Which is another thing – The human body is made up of so many thousand different cells all with a different purpose. If you look at the bluebottle jellyfish it is made up of 4 different organisms in a symbiotic relationship. they each help maintain the others and thus sustain their life. However doesn’t the human body work the same way? Were we originally symbiotic organisms, made up of a thousand different parts, that over time merged into one gigantic system. The skin protects us but requires nutrients, which the blood provides, which needs oxygen which the lungs provide. The heart requires the electrical impulse from the brain, and the blood. The cellular structures of everything in the body still hold their original link in the DNA strand, the symbiote has become entrenched in our DNA. In total, we are not one organism.

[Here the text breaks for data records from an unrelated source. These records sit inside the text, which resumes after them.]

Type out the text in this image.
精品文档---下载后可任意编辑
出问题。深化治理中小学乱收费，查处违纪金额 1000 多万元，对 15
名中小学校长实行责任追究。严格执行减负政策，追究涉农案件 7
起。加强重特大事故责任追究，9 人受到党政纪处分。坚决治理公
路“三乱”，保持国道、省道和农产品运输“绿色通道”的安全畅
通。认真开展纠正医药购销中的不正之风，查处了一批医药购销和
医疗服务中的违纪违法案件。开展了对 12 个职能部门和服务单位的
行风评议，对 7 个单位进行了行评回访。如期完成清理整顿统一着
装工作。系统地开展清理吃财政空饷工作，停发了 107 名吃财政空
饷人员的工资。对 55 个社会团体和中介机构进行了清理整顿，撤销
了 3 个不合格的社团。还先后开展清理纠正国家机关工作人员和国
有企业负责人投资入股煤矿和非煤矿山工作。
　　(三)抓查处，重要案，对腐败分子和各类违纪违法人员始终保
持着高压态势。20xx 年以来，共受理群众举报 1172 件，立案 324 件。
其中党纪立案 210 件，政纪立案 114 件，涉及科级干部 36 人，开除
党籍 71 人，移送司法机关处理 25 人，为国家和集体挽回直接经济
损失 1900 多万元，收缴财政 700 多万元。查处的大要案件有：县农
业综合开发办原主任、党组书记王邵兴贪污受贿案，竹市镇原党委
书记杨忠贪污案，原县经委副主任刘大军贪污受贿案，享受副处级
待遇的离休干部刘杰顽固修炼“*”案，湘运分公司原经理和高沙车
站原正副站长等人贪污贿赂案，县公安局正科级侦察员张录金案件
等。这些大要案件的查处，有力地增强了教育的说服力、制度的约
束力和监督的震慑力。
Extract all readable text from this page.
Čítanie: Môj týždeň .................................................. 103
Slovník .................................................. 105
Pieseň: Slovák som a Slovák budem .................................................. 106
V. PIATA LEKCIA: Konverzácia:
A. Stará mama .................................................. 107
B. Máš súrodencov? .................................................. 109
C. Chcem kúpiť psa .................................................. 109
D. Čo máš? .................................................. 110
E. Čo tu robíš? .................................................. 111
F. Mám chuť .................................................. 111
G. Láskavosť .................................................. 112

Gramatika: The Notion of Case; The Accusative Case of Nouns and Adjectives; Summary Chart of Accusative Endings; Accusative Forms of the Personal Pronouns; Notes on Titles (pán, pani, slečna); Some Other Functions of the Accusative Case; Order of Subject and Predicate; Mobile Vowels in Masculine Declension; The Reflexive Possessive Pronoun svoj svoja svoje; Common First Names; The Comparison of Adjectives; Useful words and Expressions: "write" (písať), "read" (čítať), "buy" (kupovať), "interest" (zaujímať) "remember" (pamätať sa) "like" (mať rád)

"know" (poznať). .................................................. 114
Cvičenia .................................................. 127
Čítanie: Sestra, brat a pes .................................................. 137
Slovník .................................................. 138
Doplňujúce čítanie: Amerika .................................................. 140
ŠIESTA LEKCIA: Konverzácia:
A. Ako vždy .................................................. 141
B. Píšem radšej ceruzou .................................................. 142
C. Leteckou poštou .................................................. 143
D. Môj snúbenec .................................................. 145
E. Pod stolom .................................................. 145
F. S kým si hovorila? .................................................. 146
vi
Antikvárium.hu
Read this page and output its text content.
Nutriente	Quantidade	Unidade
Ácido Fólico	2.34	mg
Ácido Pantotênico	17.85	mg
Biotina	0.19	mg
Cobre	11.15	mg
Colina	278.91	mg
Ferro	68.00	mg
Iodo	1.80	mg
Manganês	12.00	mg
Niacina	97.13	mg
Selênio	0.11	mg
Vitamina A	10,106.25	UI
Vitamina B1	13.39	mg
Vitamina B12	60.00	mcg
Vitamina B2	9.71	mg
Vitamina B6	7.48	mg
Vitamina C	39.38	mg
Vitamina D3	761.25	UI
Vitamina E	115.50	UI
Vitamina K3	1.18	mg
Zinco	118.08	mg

We are several million or more all in a symbiotic relationship. We do not control our organs, they are voluntary for a reason. the brain is entwined with them so they survive, pain, hunger, heat, cold, all to keep our symbiotes from dying. This relationship is great, but when one of the DNA pieces is broken, then comes genetic disease, which is a total failure of one symbiotic organism to maintain the rest of the organisms. The human body is wonderous, but again is another thing we will never understand 100%…though it should not stop us trying.
Anyway, this is a majorly long, ranting philosophical post, I had to get it out on text and into the world as it was taking up valuable thinking space. I feel a weight has been lifted from atop my thoughts. They’re now freer flowing and all is well. This post is also possibly the result of gabapentin, tramadol, codeine, and caffeine, interacting as a chain of chemical reactions in the large chemical reaction chamber of my brain.
Dan out – massive rant out in the public for all to see – my crazy thoughts published on the internet. Perhaps some people will find this too long and not read it. Perhaps some will take it to heart and really think about it. who knows. who cares? I’m just gonna write this again an infinite amount of times.